Veterinarian personnel from both armies will also run a community outreach programme with the SPCA in KwaNobuhle and Allenridge, near Uitenhage, for domestic pets and livestock.

The SA Engineer Corps and US Marine Corps combat engineers will also erect “a structure at the SPCA in Uitenhage” and ensure drainage around the local community pound.

Exercise Shared Accord is an annually scheduled US-partner nation event and has taken place in Benin, Ghana and Senegal. Last year it was held in Mozambique, where some 1000 US service personnel and Mozambican soldiers participated.

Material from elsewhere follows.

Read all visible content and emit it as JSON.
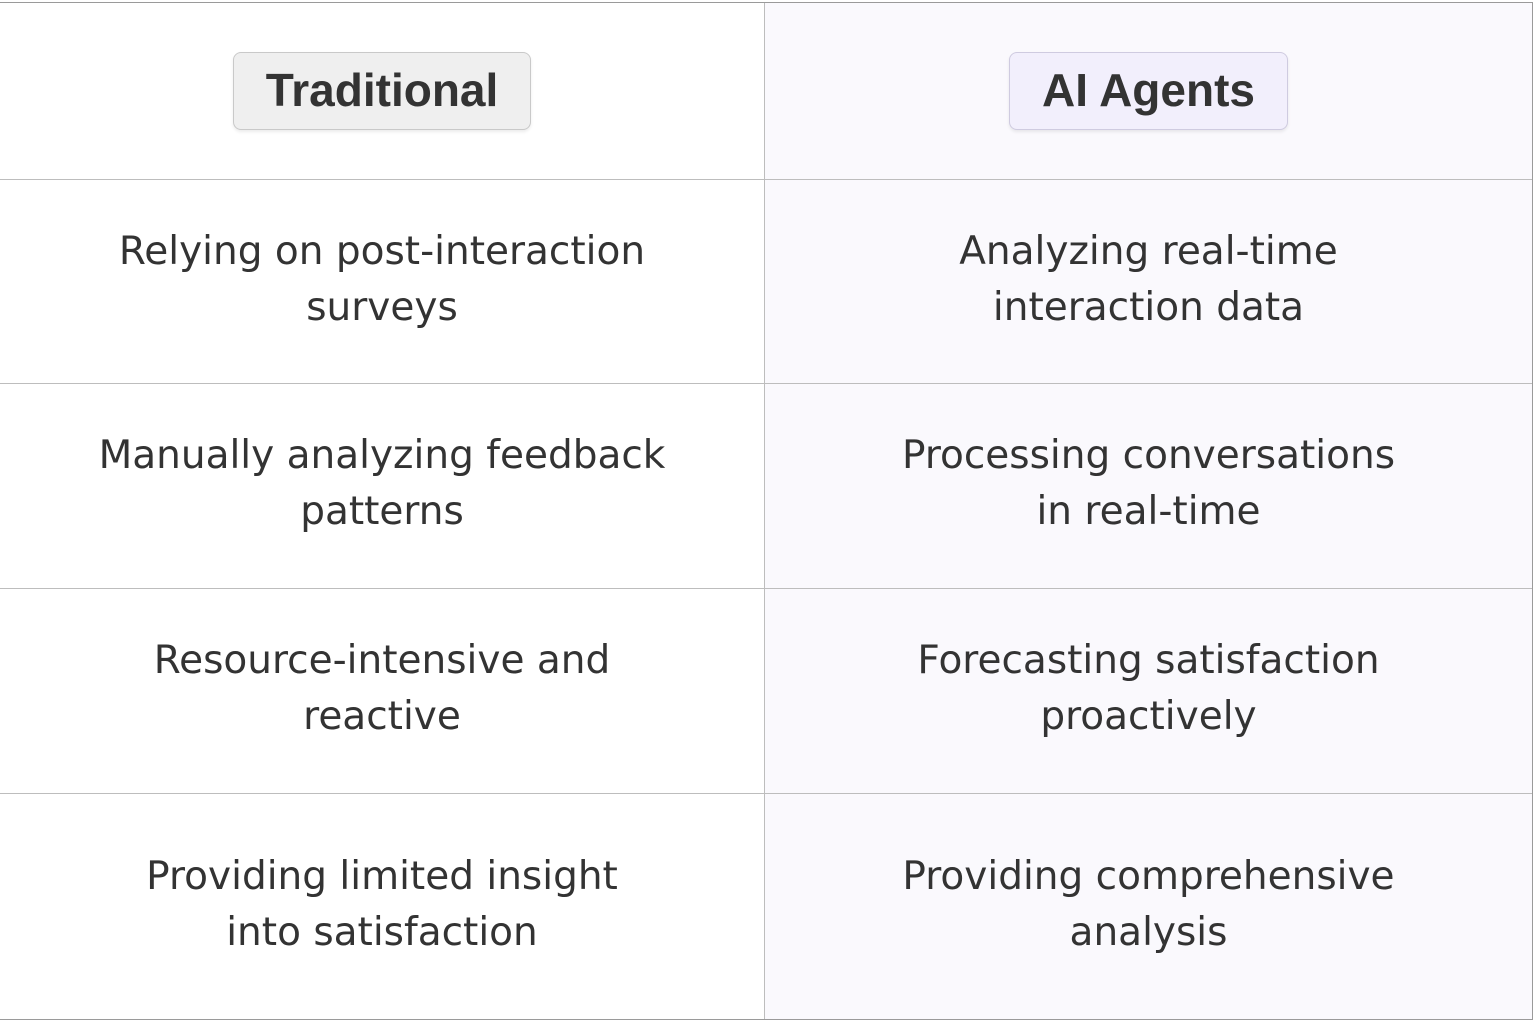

Shared Accord is one of 14 annual multinational exercises the US conducts on the continent to train US and African forces to conduct peacekeeping operations in sub-Saharan Africa, and one of two involving South Africa.

The other exercise is Southern Warrior, a “small unit regional training exercise tailored to specific unit and country needs to build regional cooperation. Slated for the South African winter and spring, US Africom [Africa Command] supports the deployment phase of the exercise”. Shared Accord, meanwhile, “trains US and African forces to conduct peacekeeping operations in sub-Saharan Africa,” according to an Africa Command fact sheet.

Joint exercises between South African and US armed forces are somewhat uncommon because of political attitudes in the former, but are not as rare as may be thought.

In July 2003 a battalion of US Rangers was deployed to De Brug, Bloemfontein, for Flintlock 2003 with the SA Army’s 44 Parachute Regiment. Medflag 2004 at the Hoedspruit, Mpumalanga, Air Force Base featured 250 US Air Force personnel. One of the operations carried out there was a mass-casualty exercise with the SA Military Health Service and SA Air Force.
altPassage exercises” with passing and visiting US warships are more common and SA has reportedly also joined the African Partnership Station (APS), a US-led effort to improve maritime security along the African east and west coasts. APS training focuses on a broad range of areas, including maritime law enforcement, search and rescue capabilities, civil engineering and logistics, and navigation.

Shared Acccord will likely be the largest SA-USMC collaboration since Exercises Amity I and II in the early 1960s, involving a beach assault at Bloubergstrand and parachute drops in the Milnerton area of Cape Town.

Minister of Defence Lindiwe Sisulu will be the guest of honour this Friday at the Grahamstown army base, where the marines are based, for a tactical weapons display. They will be demonstrating the centrepiece of the exercise, the LAV/25 – an eight-wheeled amphibious reconnaissance vehicle used by the United States Marine Corps, but made in Canada.